The difference between kernel ridge regression and features transform + Ridge

I assume you have known how the kernel ridge regression and features transform + Ridge work. They are somewhat the same. I will list some mirror differences between them.

  1. You can only use features transform + Ridge when the number of features is finity.

  2. You can switch off the bias feature in transform. Ridge can include the bias term, at the same time, the penalty term doesn’t include the bias. However, for kernel ridge with the polynomial kernel, the penalty term always includes the bias term.

  3. You can scale the features generated by transform before you use Ridge. it’s equal to customize the punishment strength for each feature. So the Ridge is more flexible. However, you have normally less parameter to tune in KRR.

  4. The fit and prediction time are different. You need to solve the linear system K_NxN x=y in the kernel ridge. You need only to solve the linear system Cov_Nx(D+1) x=y, where N is the number of samples in training, and D the degree of the polynomial.
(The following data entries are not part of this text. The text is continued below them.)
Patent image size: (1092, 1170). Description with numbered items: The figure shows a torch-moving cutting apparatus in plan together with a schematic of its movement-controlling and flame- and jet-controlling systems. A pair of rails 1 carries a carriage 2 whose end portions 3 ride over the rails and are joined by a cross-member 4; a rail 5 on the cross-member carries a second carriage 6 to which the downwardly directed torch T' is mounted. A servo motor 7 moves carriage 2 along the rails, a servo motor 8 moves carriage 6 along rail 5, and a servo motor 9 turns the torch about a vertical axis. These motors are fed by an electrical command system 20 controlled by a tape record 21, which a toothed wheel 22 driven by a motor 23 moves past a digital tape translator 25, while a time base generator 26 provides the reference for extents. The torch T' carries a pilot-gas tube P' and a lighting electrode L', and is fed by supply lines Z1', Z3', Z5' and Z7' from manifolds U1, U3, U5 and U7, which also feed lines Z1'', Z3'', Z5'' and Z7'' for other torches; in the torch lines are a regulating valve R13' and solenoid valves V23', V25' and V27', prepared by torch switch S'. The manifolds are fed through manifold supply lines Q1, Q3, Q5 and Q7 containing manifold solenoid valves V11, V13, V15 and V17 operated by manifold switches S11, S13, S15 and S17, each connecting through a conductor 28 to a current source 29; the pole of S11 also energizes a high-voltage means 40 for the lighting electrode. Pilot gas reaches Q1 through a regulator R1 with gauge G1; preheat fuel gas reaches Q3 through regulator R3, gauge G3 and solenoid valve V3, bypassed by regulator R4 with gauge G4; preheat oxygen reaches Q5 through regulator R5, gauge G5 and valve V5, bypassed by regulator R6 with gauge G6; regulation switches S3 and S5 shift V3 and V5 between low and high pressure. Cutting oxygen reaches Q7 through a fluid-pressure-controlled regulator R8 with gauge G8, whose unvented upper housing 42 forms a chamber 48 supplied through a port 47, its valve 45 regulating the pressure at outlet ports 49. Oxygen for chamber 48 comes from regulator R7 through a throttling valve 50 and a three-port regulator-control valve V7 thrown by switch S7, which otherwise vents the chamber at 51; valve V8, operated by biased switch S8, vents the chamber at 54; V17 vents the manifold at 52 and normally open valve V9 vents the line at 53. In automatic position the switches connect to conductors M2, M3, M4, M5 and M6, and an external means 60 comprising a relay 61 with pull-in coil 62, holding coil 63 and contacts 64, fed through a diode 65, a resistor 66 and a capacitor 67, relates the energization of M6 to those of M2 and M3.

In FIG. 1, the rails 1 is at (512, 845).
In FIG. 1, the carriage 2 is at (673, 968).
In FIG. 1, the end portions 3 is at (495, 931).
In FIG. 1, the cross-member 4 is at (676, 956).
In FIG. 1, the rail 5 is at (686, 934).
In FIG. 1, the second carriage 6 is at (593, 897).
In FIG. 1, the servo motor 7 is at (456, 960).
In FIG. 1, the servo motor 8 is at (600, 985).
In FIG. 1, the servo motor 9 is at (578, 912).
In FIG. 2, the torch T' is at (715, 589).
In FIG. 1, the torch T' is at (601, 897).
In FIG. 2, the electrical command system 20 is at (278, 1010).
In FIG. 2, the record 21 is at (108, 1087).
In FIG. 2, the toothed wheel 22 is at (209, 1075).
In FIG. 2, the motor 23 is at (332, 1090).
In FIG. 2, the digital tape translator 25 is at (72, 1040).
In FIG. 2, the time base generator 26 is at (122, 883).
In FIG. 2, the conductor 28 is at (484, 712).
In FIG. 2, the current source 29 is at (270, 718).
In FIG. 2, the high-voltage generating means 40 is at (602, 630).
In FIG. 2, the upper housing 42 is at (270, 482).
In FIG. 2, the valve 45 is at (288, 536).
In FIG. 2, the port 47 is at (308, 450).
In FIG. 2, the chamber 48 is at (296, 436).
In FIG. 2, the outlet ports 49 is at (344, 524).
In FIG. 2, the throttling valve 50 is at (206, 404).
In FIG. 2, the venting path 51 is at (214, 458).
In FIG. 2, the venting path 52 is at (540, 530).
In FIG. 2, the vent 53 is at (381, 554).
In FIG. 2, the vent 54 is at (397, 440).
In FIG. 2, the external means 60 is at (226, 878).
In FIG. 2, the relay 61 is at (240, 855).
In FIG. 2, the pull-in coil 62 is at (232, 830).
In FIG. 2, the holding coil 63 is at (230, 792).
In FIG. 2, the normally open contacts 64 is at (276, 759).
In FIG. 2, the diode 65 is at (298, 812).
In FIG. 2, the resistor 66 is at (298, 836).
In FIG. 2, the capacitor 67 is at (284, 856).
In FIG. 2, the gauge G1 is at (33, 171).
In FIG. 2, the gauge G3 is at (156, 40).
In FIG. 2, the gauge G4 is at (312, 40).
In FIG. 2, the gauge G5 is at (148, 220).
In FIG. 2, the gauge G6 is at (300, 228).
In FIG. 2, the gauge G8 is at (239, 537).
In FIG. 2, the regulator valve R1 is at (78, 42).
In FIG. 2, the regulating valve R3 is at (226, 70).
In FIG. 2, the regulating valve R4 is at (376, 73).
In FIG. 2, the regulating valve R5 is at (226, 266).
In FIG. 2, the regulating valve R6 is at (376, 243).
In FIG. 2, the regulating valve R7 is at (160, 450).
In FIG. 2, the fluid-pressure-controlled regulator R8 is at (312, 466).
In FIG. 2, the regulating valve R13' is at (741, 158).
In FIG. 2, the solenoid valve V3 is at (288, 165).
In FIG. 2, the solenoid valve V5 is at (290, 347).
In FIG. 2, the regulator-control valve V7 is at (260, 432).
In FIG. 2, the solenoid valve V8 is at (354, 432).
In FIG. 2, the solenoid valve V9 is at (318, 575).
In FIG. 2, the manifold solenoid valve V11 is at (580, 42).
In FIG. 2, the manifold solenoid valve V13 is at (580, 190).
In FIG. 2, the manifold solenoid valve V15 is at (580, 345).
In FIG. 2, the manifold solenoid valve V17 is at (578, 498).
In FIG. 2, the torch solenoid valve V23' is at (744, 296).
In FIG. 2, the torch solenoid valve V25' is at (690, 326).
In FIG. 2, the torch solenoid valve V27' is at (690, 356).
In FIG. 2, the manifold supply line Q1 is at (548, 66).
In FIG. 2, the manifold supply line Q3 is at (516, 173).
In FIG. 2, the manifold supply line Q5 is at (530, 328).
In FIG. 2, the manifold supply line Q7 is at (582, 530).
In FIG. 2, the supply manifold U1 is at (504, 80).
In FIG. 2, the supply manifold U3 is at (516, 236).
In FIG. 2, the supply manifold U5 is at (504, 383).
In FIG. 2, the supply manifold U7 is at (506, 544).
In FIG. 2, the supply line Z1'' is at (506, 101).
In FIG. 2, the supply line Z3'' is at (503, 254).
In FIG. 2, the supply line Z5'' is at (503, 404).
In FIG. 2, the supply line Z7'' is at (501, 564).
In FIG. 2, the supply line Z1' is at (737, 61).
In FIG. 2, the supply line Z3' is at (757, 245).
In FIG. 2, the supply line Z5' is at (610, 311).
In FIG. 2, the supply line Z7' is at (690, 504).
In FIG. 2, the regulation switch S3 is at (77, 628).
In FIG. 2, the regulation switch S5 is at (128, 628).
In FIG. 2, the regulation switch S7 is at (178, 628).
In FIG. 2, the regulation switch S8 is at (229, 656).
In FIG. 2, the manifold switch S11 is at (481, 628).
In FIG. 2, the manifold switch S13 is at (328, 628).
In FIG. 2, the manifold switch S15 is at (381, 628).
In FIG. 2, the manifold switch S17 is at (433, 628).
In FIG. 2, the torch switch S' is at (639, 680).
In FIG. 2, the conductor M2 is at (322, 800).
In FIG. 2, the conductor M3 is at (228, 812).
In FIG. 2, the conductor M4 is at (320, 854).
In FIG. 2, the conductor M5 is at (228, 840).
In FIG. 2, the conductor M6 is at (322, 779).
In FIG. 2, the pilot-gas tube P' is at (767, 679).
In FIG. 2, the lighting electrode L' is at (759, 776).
  5. Kernel will be (almost) singular if two samples are (near) identical. Furthermore, when alpha is very tiny (for example, you interpolate the data), you will meet the numerical stability problem. Since the K + alpha I is almost singular. You can only overcome this problem by using the Ridge. Although the convaraince matrix is also singular, the singularity will not cause any problem. This is explained in many machine learning textbook.